Trump Administration Attacks Sensible Methane Standards, Putting Americans at Risk

Proposal ignores latest science and proven history of cost-effective regulation

September 11, 2018
Stacy MacDiarmid, (512) 691-3439

Washington, D.C. - Following on the heels of proposals to undo power plant pollution standards and to roll back progress on clean cars, acting EPA Administrator Andrew Wheeler today proposed to gut essential provisions of the agency’s rules to reduce methane and other air pollution from oil and gas facilities.

The proposal comes just a few months after a comprehensive study in Science found methane emissions from the U.S. oil and gas industry are 60 percent higher than EPA reports – 13 million metric tons a year. This amount nearly doubles the near-term climate impact of natural gas and represents the waste of enough natural gas to serve 10 million American homes every year. 

“It’s unfortunate that the Trump Administration is once again ignoring facts and common sense only to put the interests of the nation’s worst-run oil and gas companies ahead of the health and welfare of all Americans,” said Matt Watson, Associate Vice President, Energy, Environmental Defense Fund.The proposal would severely weaken protections that have been in effect for a year, diminishing vital safeguards that would otherwise prevent 300,000 short tons of methane pollution, 150,000 short tons of smog-forming pollutants, and 1,900 short tons of toxic pollutants per year by 2020, with further reductions by 2025.

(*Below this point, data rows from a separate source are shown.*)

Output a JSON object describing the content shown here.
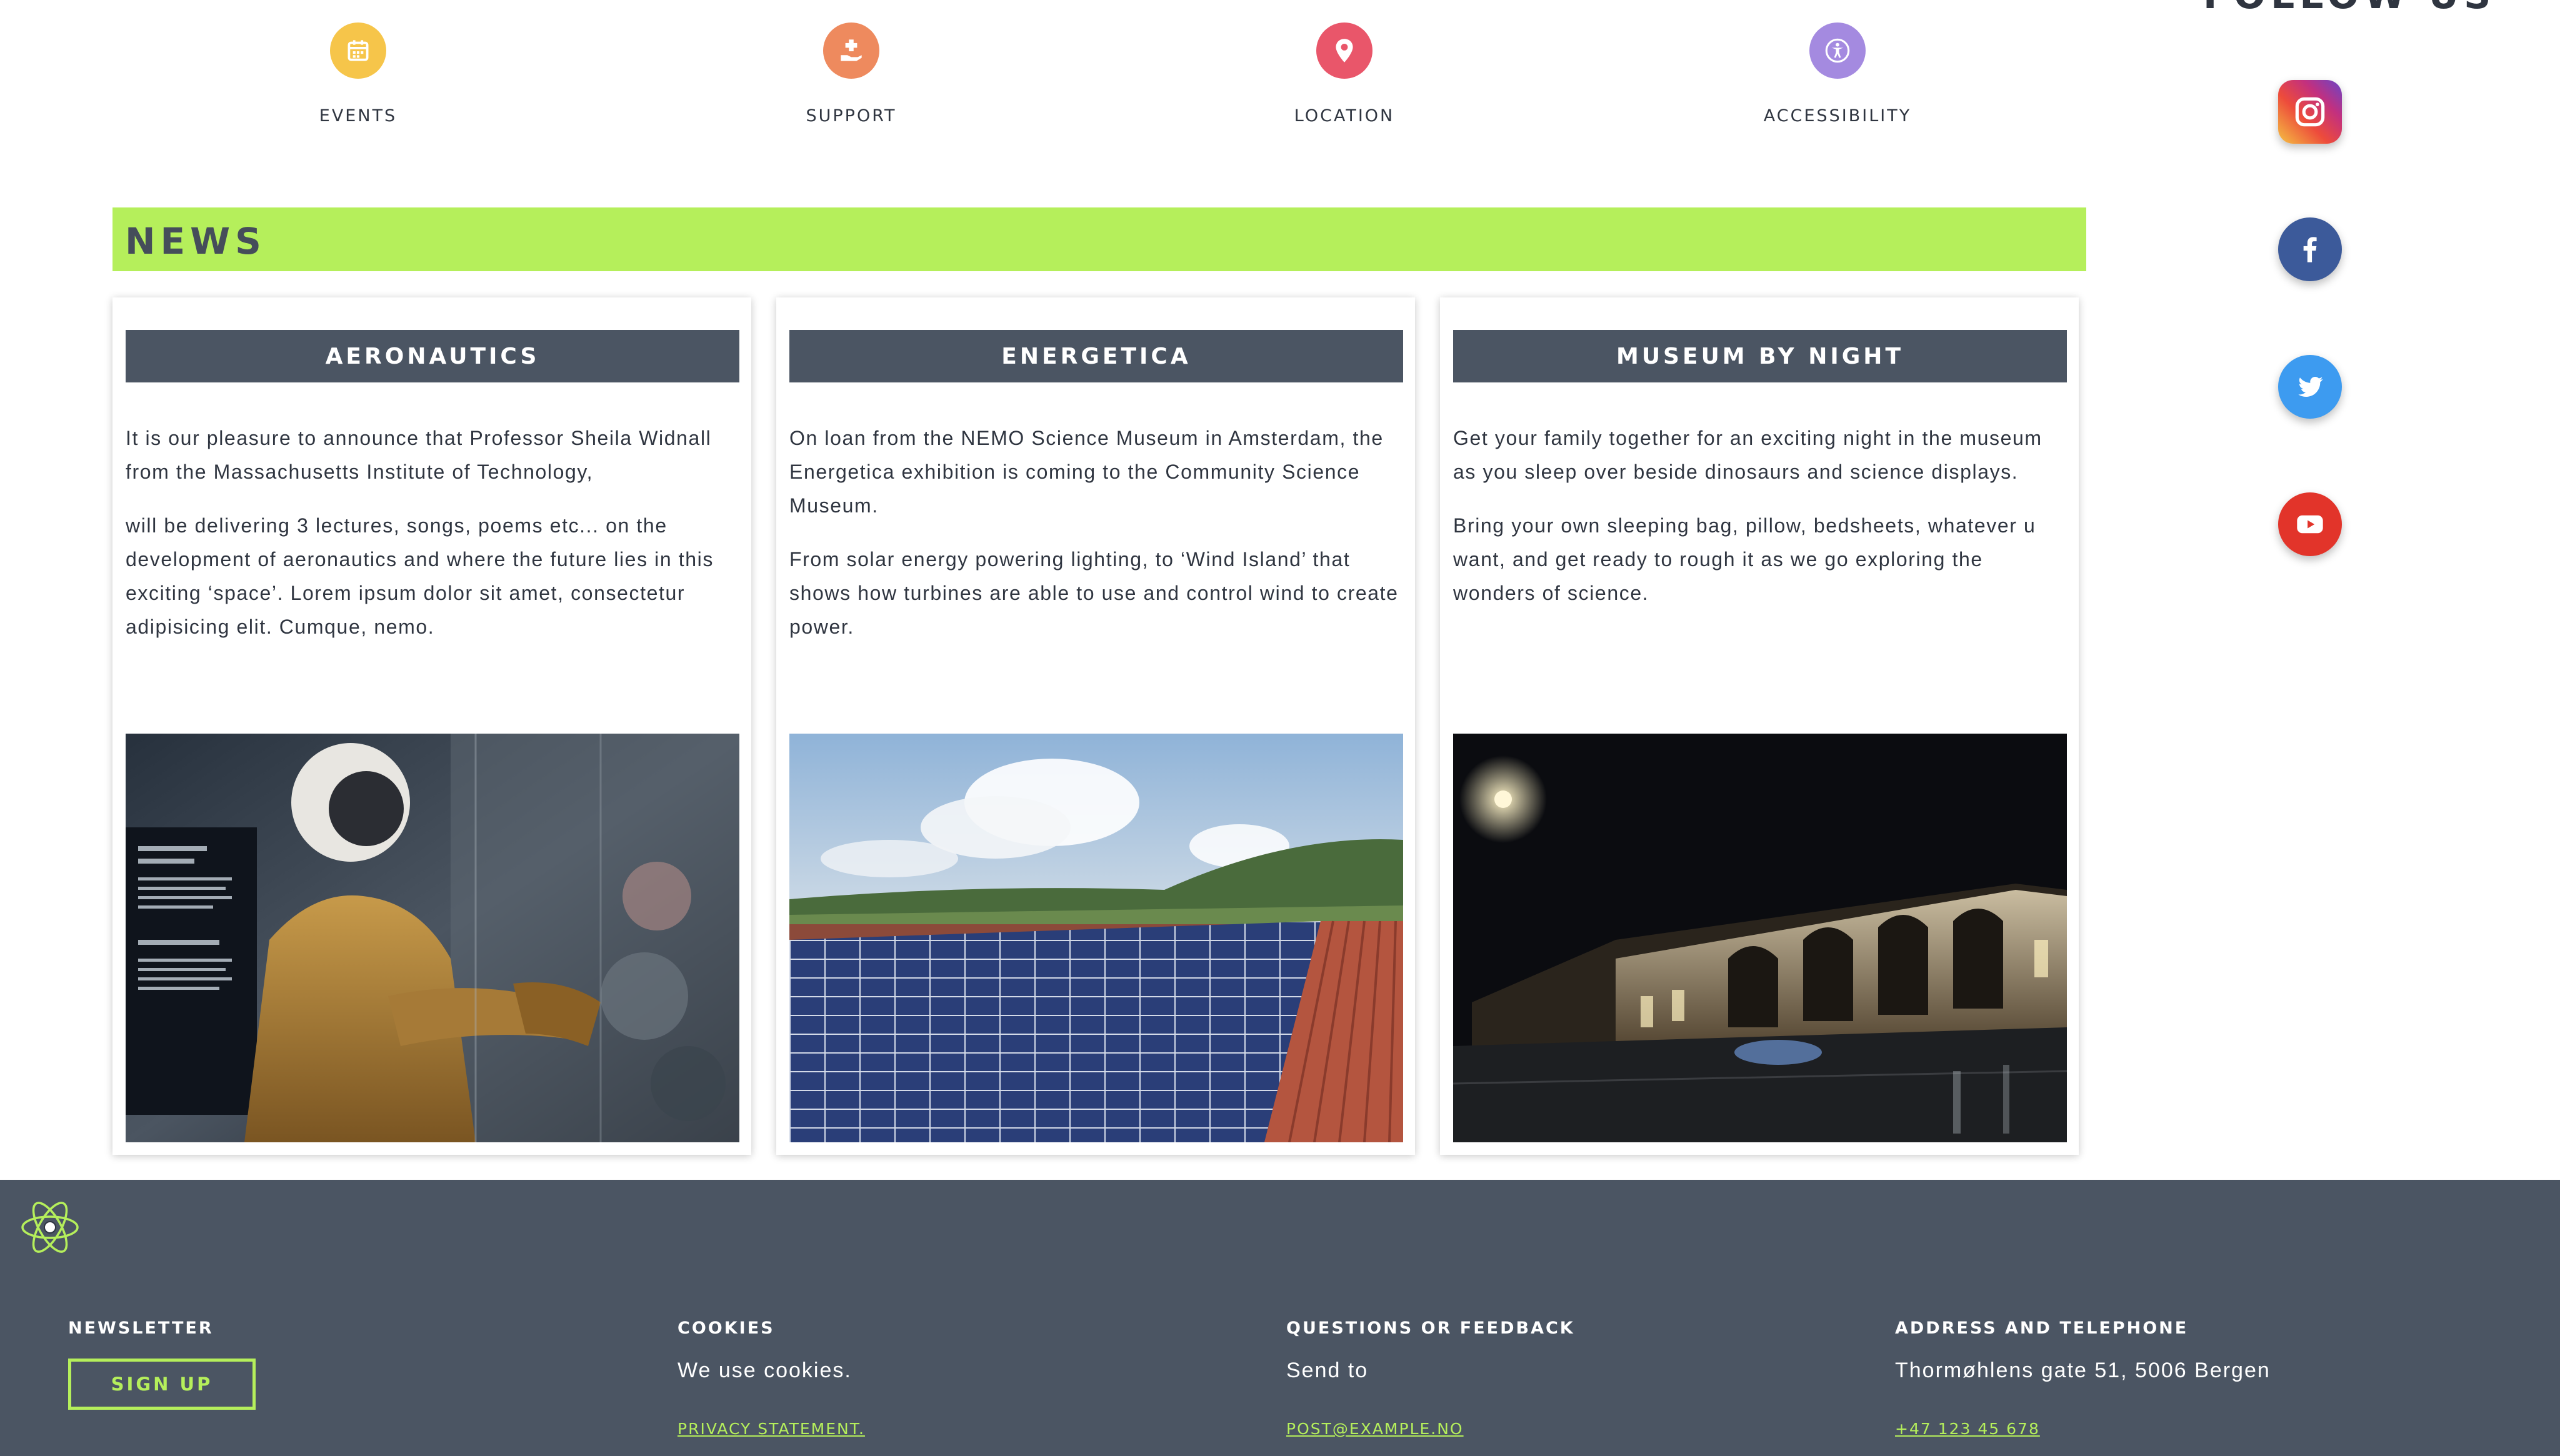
{
  "quick_links": [
    {
      "label": "EVENTS",
      "icon": "calendar-icon",
      "color": "#f6c54a"
    },
    {
      "label": "SUPPORT",
      "icon": "hand-plus-icon",
      "color": "#ee8a5e"
    },
    {
      "label": "LOCATION",
      "icon": "map-pin-icon",
      "color": "#e9566a"
    },
    {
      "label": "ACCESSIBILITY",
      "icon": "accessibility-icon",
      "color": "#a48ae0"
    }
  ],
  "follow": {
    "title": "FOLLOW US",
    "networks": [
      {
        "name": "instagram",
        "icon": "instagram-icon"
      },
      {
        "name": "facebook",
        "icon": "facebook-icon"
      },
      {
        "name": "twitter",
        "icon": "twitter-icon"
      },
      {
        "name": "youtube",
        "icon": "youtube-icon"
      }
    ]
  },
  "news": {
    "title": "NEWS",
    "cards": [
      {
        "title": "AERONAUTICS",
        "paragraphs": [
          "It is our pleasure to announce that Professor Sheila Widnall from the Massachusetts Institute of Technology,",
          "will be delivering 3 lectures, songs, poems etc... on the development of aeronautics and where the future lies in this exciting ‘space’. Lorem ipsum dolor sit amet, consectetur adipisicing elit. Cumque, nemo."
        ],
        "image": "astronaut-suit-exhibit-photo"
      },
      {
        "title": "ENERGETICA",
        "paragraphs": [
          "On loan from the NEMO Science Museum in Amsterdam, the Energetica exhibition is coming to the Community Science Museum.",
          "From solar energy powering lighting, to ‘Wind Island’ that shows how turbines are able to use and control wind to create power."
        ],
        "image": "solar-panels-roof-photo"
      },
      {
        "title": "MUSEUM BY NIGHT",
        "paragraphs": [
          "Get your family together for an exciting night in the museum as you sleep over beside dinosaurs and science displays.",
          "Bring your own sleeping bag, pillow, bedsheets, whatever u want, and get ready to rough it as we go exploring the wonders of science."
        ],
        "image": "museum-at-night-photo"
      }
    ]
  },
  "footer": {
    "newsletter": {
      "heading": "NEWSLETTER",
      "button": "SIGN UP"
    },
    "cookies": {
      "heading": "COOKIES",
      "text": "We use cookies.",
      "link": "PRIVACY STATEMENT."
    },
    "feedback": {
      "heading": "QUESTIONS OR FEEDBACK",
      "text": "Send to",
      "link": "POST@EXAMPLE.NO"
    },
    "address": {
      "heading": "ADDRESS AND TELEPHONE",
      "text": "Thormøhlens gate 51, 5006 Bergen",
      "link": "+47 123 45 678"
    }
  },
  "colors": {
    "accent": "#b5ef5b",
    "header_bg": "#4b5563",
    "footer_bg": "#4b5563",
    "text": "#2f3540"
  }
}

EPA itself acknowledges that its proposal will allow additional methane emissions of at least 380,000 additional tons of methane between 2019 and 2025, and that “EPA expects that the forgone [volatile organic compound] emission reductions may also degrade air quality and adversely affect health and welfare…”

The Trump Administration proposal stands in stark contrast to recent actions from oil and gas companies that recognize their long-term viability depends on reducing emissions. BP and ExxonMobil recently set methane reduction targets for their global operations; and Chevron, Equinor, and Shell joined them in committing to principles to address methane, including working with governments and NGO’s to support methane policies and regulations. Last week, ExxonMobil asserted the position that “there should be a cost-effective federal regulatory standard to manage methane emissions for both new and existing source oil and gas facilities”

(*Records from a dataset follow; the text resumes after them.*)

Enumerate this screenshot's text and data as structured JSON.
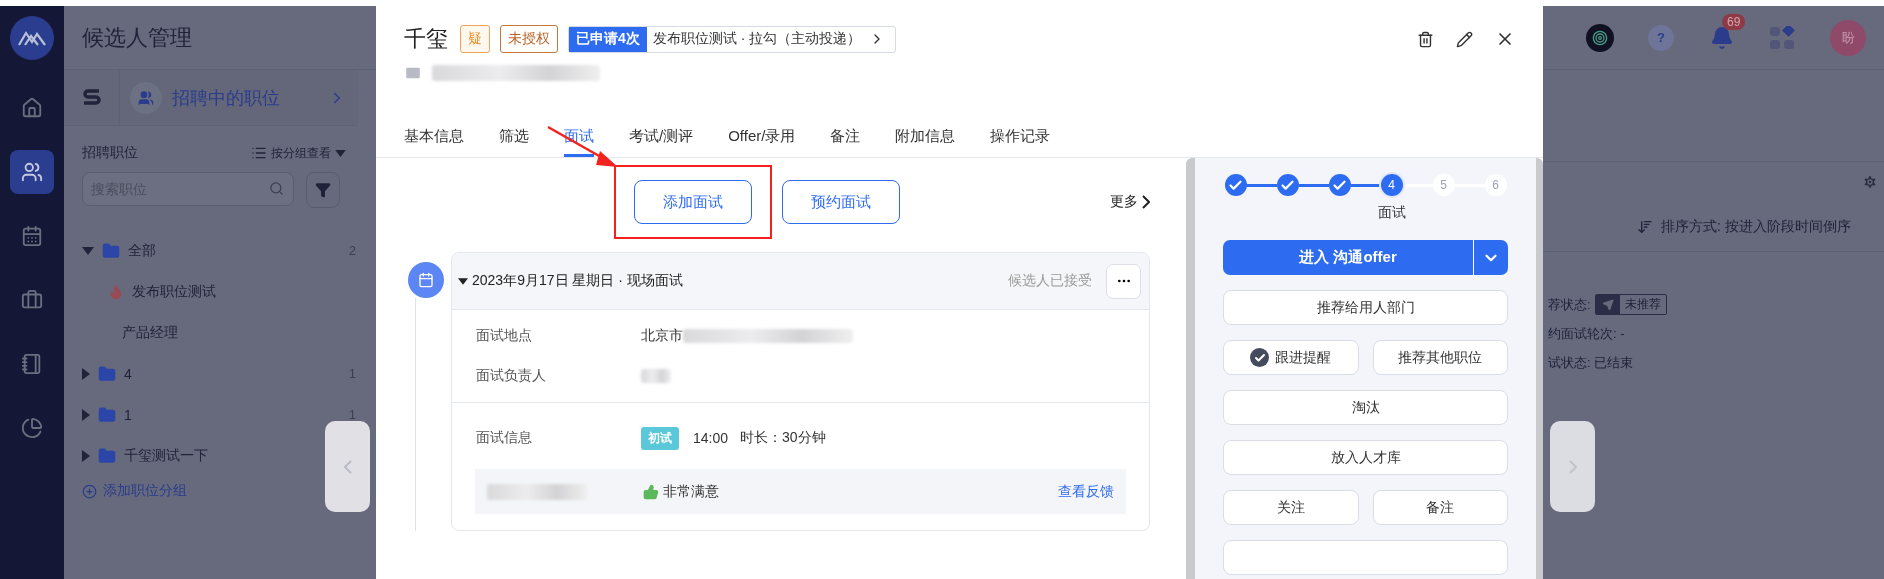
{
  "rail": {
    "items": [
      {
        "kind": "home",
        "selected": false
      },
      {
        "kind": "people",
        "selected": true
      },
      {
        "kind": "calendar",
        "selected": false
      },
      {
        "kind": "briefcase",
        "selected": false
      },
      {
        "kind": "book",
        "selected": false
      },
      {
        "kind": "chart",
        "selected": false
      }
    ]
  },
  "left_panel": {
    "title": "候选人管理",
    "job_filter": "招聘中的职位",
    "section_title": "招聘职位",
    "view_toggle": "按分组查看",
    "search": {
      "placeholder": "搜索职位"
    },
    "tree": [
      {
        "label": "全部",
        "count": "2",
        "expanded": true,
        "children": [
          {
            "label": "发布职位测试",
            "hot": true
          },
          {
            "label": "产品经理",
            "hot": false
          }
        ]
      },
      {
        "label": "4",
        "count": "1",
        "expanded": false
      },
      {
        "label": "1",
        "count": "1",
        "expanded": false
      },
      {
        "label": "千玺测试一下",
        "expanded": false
      }
    ],
    "add_group": "添加职位分组"
  },
  "modal": {
    "candidate": {
      "name": "千玺",
      "tags": [
        {
          "text": "疑",
          "kind": "warning"
        },
        {
          "text": "未授权",
          "kind": "outline"
        }
      ],
      "applied_badge": "已申请4次",
      "application": "发布职位测试 · 拉勾（主动投递）"
    },
    "tabs": [
      {
        "label": "基本信息",
        "selected": false
      },
      {
        "label": "筛选",
        "selected": false
      },
      {
        "label": "面试",
        "selected": true
      },
      {
        "label": "考试/测评",
        "selected": false
      },
      {
        "label": "Offer/录用",
        "selected": false
      },
      {
        "label": "备注",
        "selected": false
      },
      {
        "label": "附加信息",
        "selected": false
      },
      {
        "label": "操作记录",
        "selected": false
      }
    ],
    "actions": [
      {
        "label": "添加面试",
        "highlighted": true
      },
      {
        "label": "预约面试",
        "highlighted": false
      }
    ],
    "more": "更多",
    "interview": {
      "title": "2023年9月17日 星期日 · 现场面试",
      "status": "候选人已接受",
      "expanded": true,
      "fields": [
        {
          "label": "面试地点",
          "value": "北京市"
        },
        {
          "label": "面试负责人"
        }
      ],
      "info_label": "面试信息",
      "round_tag": "初试",
      "time": "14:00",
      "duration": "时长：30分钟",
      "rating": "非常满意",
      "feedback_link": "查看反馈"
    }
  },
  "stepper": {
    "steps": [
      {
        "done": true,
        "current": false
      },
      {
        "done": true,
        "current": false
      },
      {
        "done": true,
        "current": false
      },
      {
        "done": false,
        "current": true,
        "number": "4",
        "label": "面试"
      },
      {
        "done": false,
        "current": false,
        "number": "5"
      },
      {
        "done": false,
        "current": false,
        "number": "6"
      }
    ]
  },
  "side_actions": {
    "primary": "进入 沟通offer",
    "rows": [
      {
        "buttons": [
          {
            "label": "推荐给用人部门",
            "checked": false
          }
        ]
      },
      {
        "buttons": [
          {
            "label": "跟进提醒",
            "checked": true
          },
          {
            "label": "推荐其他职位",
            "checked": false
          }
        ]
      },
      {
        "buttons": [
          {
            "label": "淘汰",
            "checked": false
          }
        ]
      },
      {
        "buttons": [
          {
            "label": "放入人才库",
            "checked": false
          }
        ]
      },
      {
        "buttons": [
          {
            "label": "关注",
            "checked": false
          },
          {
            "label": "备注",
            "checked": false
          }
        ]
      }
    ]
  },
  "background": {
    "help": "?",
    "notifications": "69",
    "avatar": "盼",
    "sort": "排序方式: 按进入阶段时间倒序",
    "status_lines": [
      {
        "label": "荐状态:",
        "badge": "未推荐"
      },
      {
        "label": "约面试轮次: -"
      },
      {
        "label": "试状态: 已结束"
      }
    ]
  }
}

“To compete in today’s energy landscape you have to be both cheap and clean.” Watson said. “The question now is whether leading companies are going to stand up against this misguided effort or let the Trump Administration take the entire industry backward.” 

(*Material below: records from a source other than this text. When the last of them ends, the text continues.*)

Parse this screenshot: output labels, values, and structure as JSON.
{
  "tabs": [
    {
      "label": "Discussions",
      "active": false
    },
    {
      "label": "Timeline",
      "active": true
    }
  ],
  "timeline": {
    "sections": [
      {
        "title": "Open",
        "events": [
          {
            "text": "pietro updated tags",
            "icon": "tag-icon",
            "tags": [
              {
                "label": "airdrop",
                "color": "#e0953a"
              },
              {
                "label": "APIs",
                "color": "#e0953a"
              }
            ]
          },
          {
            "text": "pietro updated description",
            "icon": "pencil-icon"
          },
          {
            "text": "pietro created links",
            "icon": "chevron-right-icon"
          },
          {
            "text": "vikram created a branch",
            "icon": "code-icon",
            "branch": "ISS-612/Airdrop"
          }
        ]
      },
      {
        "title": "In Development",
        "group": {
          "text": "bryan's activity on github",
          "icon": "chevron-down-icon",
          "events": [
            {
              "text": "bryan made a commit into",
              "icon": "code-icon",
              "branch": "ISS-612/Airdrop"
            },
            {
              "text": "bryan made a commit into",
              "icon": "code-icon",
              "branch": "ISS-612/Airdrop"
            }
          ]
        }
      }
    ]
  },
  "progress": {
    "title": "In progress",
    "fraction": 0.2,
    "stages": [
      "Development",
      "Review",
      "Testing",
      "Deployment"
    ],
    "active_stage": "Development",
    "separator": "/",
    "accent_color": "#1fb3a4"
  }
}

Today’s proposal is the first step in an apparent two-part strategy to eliminate regulation of oil and gas methane emissions entirely. If the Administration and its backers are successful, the result will be a hobbled federal framework that would likely reduce oil and gas methane emissions by no more than about three percent by 2025 according to EDF’s initial analysis. 

Analysis from the International Energy Agency indicates global oil and gas methane emissions could be reduced by up to 75 percent using technologies available today and could be reduced by 50 percent at zero net cost to companies. The oil and gas sector is the largest industrial source of methane emissions in the U.S., with methane being responsible for about a quarter of the climate warming we’re experiencing today.